1. What in US 9,782,349 most directly drives infringement: the sulfated sugar identity or the 8-hour mouse blood retention test?
   The strongest numeric discriminator is the ≥70% encapsulated after 8 hours requirement, with sulfated sugar/pKa and loading rules acting as major scoping filters.

2. Can a product that matches the 8-hour encapsulation retention avoid US 9,782,349 by using different ammonium compounds?
   It depends on which claim path is asserted: Claim 11/13/14/17 do not explicitly require the ammonium formation step in the claim text, while Claim 1 and related process-bound claims do.

3. Does US 9,782,349 protect only DSPC:cholesterol liposomes?
   No. DSPC:cholesterol 3:2 is only required in certain dependent claims (e.g., Claims 3, 8, 10, 14, 17). The broader independent Claim 1 is not limited to that ratio.

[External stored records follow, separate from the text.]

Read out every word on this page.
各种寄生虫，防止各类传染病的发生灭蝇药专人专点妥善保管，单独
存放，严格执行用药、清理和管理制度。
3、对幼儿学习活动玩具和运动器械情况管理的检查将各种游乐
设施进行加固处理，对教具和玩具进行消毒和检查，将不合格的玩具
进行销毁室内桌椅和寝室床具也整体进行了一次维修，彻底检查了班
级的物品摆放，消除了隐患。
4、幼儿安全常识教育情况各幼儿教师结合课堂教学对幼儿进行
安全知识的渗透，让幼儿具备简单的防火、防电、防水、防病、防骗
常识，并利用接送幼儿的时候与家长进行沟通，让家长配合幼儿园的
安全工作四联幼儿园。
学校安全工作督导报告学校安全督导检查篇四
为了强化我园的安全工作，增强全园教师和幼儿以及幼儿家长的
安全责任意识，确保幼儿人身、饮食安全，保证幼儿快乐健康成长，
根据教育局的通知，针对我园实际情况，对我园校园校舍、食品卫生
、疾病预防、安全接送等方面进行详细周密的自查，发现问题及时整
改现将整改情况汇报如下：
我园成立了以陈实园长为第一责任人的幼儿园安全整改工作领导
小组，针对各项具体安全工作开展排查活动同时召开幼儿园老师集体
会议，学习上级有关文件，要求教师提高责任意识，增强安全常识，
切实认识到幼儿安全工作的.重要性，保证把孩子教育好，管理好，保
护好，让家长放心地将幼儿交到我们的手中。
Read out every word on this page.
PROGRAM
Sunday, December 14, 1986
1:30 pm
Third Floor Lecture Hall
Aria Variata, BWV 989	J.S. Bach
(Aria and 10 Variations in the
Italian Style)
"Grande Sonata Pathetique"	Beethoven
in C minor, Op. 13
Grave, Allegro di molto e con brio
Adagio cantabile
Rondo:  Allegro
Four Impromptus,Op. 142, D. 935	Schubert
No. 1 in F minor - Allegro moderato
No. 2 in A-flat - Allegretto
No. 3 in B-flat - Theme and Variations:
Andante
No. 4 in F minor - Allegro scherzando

4. How can a competitor argue that the “temperature above phase transition” element is not met?
   By demonstrating a loading process that operates at or below the lipid phase transition temperature or uses a loading mechanism not governed by that condition, then showing the resulting formulation does not meet the process-by-process Claim 1 construct.

5. What does Claim 12’s radioactive assay method mean for regulatory or CMC comparability studies?
   It sets a defined testing framework for encapsulation quantification, so comparative studies that diverge materially in labeling, sampling, timing, or computation can become litigation focal points for whether the ≥70% standard is actually met.

References

1. United States Patent 9,782,349. “Irinotecan liposome composition.” (Claims excerpt provided in prompt).